Mafalda vive in un quartiere piccolo borghese di Buenos Aires con la sua famiglia, figlia di quella classe media che finisce per soffrire in Argentina tutte le sorti della cattiva politica, e dalla sua stessa casa si scaglia prima di tutto contro le contraddizioni familiari e poi contro le storture del mondo. Mafalda non vuole essere come sua madre, una donna che ha rinunciato agli studi e al lavoro per fare la casalinga e la madre di famiglia. Mafalda la ama, a parte quando gli serve la “sopa” (la minestra) che odia quasi quanto odia la guerra, l’ingiustizia, la violenza, la sopraffazione, ma non sopporta di diventare come lei: una bambina “femminista” ante litteram, nella sensibilità prima che nella coscienza.
Quando chiesero a Quino perché avesse scelto come protagonista una bambina ribelle, rispose che era nata così, figlia dei tempi, sfuggente agli stereotipi e alle convenzioni. Erano gli anni della contestazione giovanile, della guerra del Vietnam, della lotta per i diritti civili, dell’affermarsi del movimento femminista, anni che avrebbero cambiato per sempre la nostra società.
Mafalda è una voce di quei tempi, una bimba che ama i Beatles, la pace, i diritti umani, la democrazia, ma anche i panqueques (le crêpes) e giocare nel parco coi suoi amici, indignata con innocenza per come va il mondo e per come gli adulti lo gestiscono.
Ma continua ad essere, nei nostri tempi (viene ancora pubblicata in decine di paesi), la piccola portavoce di uno scontento politico e di una disuguaglianza sociale che ancora caratterizzano l’attuale società. Sognatrice e idealista, con i suoi genitori e con la sua piccola corte di amici, passa a instancabile setaccio l’intera condizione umana e i suoi commenti realisti, ironici, a volte quasi al bordo del pessimismo e del cinismo, sono la voce della coscienza del cittadino medio che si sente impotente di fronte alla gigantesca soffocante corrotta macchina dell’economia e della politica.
La voce di Mafalda è la voce di Quino che con humor acido invia ai suoi lettori il suo messaggio sociale, ricorrendo alla riduzione all’assurdo di situazioni conosciute, convinto com’è che il sorriso sia il mezzo migliore per confrontarsi con la realtà e conoscerla.

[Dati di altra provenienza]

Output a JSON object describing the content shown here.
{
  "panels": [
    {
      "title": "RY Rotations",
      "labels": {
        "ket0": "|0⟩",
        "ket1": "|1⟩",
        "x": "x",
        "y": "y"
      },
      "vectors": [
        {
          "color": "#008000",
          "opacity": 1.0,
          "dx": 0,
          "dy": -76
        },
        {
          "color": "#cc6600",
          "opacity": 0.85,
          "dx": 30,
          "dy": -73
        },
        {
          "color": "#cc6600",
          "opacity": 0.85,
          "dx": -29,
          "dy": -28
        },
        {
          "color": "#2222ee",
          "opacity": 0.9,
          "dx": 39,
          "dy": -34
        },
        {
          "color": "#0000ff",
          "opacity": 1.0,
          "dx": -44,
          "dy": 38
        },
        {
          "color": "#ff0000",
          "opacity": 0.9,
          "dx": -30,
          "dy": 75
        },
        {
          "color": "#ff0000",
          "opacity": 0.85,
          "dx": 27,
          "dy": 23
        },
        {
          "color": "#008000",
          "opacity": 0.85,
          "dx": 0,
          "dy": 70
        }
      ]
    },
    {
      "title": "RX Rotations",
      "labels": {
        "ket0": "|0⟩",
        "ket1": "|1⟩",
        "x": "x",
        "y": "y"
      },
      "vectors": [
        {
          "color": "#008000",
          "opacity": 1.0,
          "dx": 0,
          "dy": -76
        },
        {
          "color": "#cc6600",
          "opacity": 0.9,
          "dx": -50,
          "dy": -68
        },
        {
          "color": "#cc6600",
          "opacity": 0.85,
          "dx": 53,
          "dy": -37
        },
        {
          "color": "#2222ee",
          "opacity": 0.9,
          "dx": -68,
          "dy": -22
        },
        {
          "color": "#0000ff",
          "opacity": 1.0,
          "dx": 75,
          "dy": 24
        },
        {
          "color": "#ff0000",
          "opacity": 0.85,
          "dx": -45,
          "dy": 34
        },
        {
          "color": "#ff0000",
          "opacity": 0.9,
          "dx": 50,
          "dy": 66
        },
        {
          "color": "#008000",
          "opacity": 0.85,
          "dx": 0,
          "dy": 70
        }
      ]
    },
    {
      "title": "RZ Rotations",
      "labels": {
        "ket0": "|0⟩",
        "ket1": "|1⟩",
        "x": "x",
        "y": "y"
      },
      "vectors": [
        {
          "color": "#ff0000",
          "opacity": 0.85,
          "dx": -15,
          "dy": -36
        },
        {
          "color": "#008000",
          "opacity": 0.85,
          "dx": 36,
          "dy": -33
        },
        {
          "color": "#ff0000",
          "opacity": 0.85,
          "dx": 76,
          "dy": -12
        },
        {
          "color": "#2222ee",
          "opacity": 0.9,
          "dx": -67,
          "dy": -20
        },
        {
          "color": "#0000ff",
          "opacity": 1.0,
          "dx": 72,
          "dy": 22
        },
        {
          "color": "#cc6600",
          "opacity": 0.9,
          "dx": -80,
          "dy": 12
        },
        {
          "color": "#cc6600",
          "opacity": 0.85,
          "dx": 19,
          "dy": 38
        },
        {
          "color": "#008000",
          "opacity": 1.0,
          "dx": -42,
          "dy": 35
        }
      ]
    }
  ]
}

Il progressismo sociale dell’epoca non poteva essere rappresentato meglio che attraverso l’anticonformismo di questa piccola “porteña” (abitante di Buenos Aires), perché Quino ci tiene a dire che la sua Mafalda è totalmente argentina, nelle sue esperienze, modi di fare, linguaggio. Di conseguenza si è sempre stupito del suo successo internazionale.
Chi ha la possibilità di leggere l’originale spagnolo non potrà che dargli ragione. Ma proprio perché assolutamente legata al territorio, Mafalda, il cui esotico nome viene dalla versione cinematografica del romanzo “Dar la cara” (Metterci la faccia) di David Viñas, è divenuta universale, al punto che è stata chiamata a illustrare e rappresentare persino i Diritti dei bambini, proclamati dall’ONU.
Il suo fumetto è diventato col tempo, nella percezione dei suoi numerosissimi lettori, dal Giappone agli Stati Uniti, una sorta di compendio di “racconti morali”, un vero e proprio oggetto di culto.